Honra ao mérito – ao meu pai!
Aos onze anos de idade meu pai, com malária, tinha que levar marmita ao seu irmão para que esse almoçasse. O ano? 1940, época que boi era bicho do mato e corria atrás de gente. Época em que, se dizia, amarrava-se cachorro com linguiça.
A fazenda onde o irmão labutava, no interior de São Paulo, distanciava-se oito quilômetros de sua casa. A pé o menino com seus cambitos finos punha-se estrada de terra a fora debaixo de sol a pique. A febre causada pela doença tinha hora quase certa e quando ela chegava o menino sagui, de tão magrelo, tremia de se envergar.

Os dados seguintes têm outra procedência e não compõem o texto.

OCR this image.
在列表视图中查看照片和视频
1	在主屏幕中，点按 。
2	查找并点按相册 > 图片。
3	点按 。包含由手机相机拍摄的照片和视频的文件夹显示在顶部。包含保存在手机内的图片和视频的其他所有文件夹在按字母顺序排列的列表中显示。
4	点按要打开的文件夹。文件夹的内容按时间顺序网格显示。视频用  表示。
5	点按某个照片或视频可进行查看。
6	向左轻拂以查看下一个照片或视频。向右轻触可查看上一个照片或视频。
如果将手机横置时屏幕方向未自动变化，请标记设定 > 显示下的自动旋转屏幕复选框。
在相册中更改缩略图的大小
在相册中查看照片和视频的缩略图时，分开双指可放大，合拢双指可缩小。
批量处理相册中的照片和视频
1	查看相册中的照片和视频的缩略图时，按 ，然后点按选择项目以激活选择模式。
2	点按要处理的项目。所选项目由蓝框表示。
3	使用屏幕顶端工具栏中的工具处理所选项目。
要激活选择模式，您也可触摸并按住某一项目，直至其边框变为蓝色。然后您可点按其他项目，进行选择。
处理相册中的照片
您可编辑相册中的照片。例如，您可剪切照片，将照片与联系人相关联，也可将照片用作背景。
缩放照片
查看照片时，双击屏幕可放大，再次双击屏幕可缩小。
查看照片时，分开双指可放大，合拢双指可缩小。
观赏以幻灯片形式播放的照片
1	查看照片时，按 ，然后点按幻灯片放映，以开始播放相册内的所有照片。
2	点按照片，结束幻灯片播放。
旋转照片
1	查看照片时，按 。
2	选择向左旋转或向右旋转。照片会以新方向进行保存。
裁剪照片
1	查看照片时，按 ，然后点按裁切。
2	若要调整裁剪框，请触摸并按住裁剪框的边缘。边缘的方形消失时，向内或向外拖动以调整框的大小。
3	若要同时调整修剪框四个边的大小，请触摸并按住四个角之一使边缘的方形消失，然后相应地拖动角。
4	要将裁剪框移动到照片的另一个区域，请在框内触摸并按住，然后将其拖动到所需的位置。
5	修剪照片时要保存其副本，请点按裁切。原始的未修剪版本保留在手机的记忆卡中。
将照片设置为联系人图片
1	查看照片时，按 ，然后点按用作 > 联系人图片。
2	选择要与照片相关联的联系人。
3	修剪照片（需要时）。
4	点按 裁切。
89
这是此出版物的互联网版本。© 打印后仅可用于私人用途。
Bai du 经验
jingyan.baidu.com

A maldita da quentura dava as caras em algum momento da longa caminhada daquele moleque franzino e serelepe que tinha, todos os dias, que levar a comida à seu irmão. Sabedor de que a enfermidade não daria trégua na hora de cumprir com sua missão, meu pai criou uma estratégia. Simples e eficaz o plano era chegar na porteira da fazenda e esperar a danada da chama aparecer.
Ardendo do dedão do pé ao último fio de cabelo, sentado suportava seu calvário até que a flama passasse. Dez e trinta da manhã, um sol pra cada ser escalpelava o couro e o moleque ardia. Ardente morria de frio aos quarenta graus de temperatura. Após o pico extremo de sua agonia passar a criatura transpirava ensopando as roupas costuradas pela mãe. Onze horas e porteira adentro o guri entregava, exausto, a refeição ao irmão. Exitoso, e já sem febre, meu pai voltava pra casa feliz distraindo-se com bichos e a sorratear uma fruta ou outra que, abundante, encontrava no caminho, como se nada tivesse acontecido.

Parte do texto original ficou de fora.